In short, whereas The Body Politic was a valuable and original (though fundamentally erroneous) guide to the constitution, Inside Right is as a work of Conservative theory simply not up to standard. I am sorry about this because I like Gilmour as a civilised and literate man, admire him as a courageous liberal politician and as a journalist, and got on well with him when he owned the Spectator and I was its political correspondent. Moreover I can think of no other leading active Conservative, with the possible exception of Angus Maude, who could have written a comparable book. Still this is neither justification nor excuse.
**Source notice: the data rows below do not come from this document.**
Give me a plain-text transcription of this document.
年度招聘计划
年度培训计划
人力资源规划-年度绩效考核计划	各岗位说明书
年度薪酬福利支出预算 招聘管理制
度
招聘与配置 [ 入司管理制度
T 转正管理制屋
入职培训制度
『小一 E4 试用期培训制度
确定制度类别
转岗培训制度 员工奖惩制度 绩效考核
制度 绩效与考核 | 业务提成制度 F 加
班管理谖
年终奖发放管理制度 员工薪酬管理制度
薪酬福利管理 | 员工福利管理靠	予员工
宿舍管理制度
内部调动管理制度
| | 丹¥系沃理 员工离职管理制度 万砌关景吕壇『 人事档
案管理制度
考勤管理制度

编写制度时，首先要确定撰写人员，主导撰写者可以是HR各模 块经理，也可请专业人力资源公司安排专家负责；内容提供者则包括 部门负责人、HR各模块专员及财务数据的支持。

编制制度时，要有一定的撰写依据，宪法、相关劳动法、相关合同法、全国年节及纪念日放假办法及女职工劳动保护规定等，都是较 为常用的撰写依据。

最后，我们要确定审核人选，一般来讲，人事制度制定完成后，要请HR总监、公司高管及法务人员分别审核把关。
In a way, however, Gilmour does have an excuse which he indeed makes. It is that there is no such thing as Conservative theory because Conservatives hate abstractions. This is reminiscent of Morrison's observation that socialism is what the Labour Government does; likewise of Mrs Castle's conference-cry in the days when she was a minister: 'Do you think I, Barbara Castle, would be doing this if it wasn't socialist?' If Conservatism is what people who from time to time call themselves Conservatives in fact do, we have no other course than to write history, from which various more or less general principles may be extracted, or not (chiefly not) as the case may be. Why in other words try to write, or write about, Conservative theory at all? Gilmour is not, to be sure, quite as pointless as Oakeshott, whom he treats with a distant respect, and who writes page upon page of pretentious and abstract prose with the intention of demonstrating' that abstractions can lead to nothing but harm. Nor, unlike Oakeshott, does he say demonstrably silly things, such as that one cannot learn cooking from reading a book (quite incorrect, as I have discovered).

However, it is just not good enough to write, as Gilmour does, that Conservatives believe both in liberty and in authority but that liberty cannot be defined; that, as with an elephant, you can recognise it when you see it. This becomes not only sloppy but hypocritical when he attacks social democrats for not defining 'equality' (in fact they do define it). Of course it is wholly respectable today to claim (as he does), that high taxation is a diminution of liberty. I should have preferred to say it was objectionable on other grounds. But what he at no point realises is that, once he admits 'liberty' or 'freedom' as a general hurrah-word, he is not perhaps conceding the case of socialists and social democrats but certainly conducting the argument in their terms. One man's high taxation is another, poorer man's supposed 'freedom' to lead a decent or civilised life. The modern habit of subsuming every desirable social rule under freedom leads to nothing but confusion. If my neighbour and I are restrained from stealing each other's goods, the freedom of each of us is diminished for the sake of order. It is much better to be honest about these things.

If you are seriously or even frivolously interested in this kind of question, you will not find much sustenance in Gilmour, though he is always readable. The first half (roughly) of his book is about what various Conservative theorists have said generally; the second about the supposed Marxist take-over of the Labour Party. And not only of the Labour Party (which is partly true) but of the Labour Government (which is untrue). The trick here is to say that the capital transfer tax, say, or the abolition of direct grant schools, is left-wing or Marxist. In fact both have been hallowed parts of the programme of the despised revisionists, whom he treats with a contempt scarcely justified either by his analytical originality or by his centrist political views. The other trick is to construct a fictitious Labour golden age of moderation, epitomised by the Attlee Government — in reality an administration more unpleasant, more malicious, more petty, more mean-spirited, more restrictive of liberty (however defined) and, above all, more socialist than anything seen in the 1970s when, according to Gilmour, the rot set in. The truth, I suspect, is that he started off writing a work of Conservative theory. It turned into a work of Conservative propaganda. Sometimes the two can be combined. Of such was Burke's Reflections. This is not that kind of book.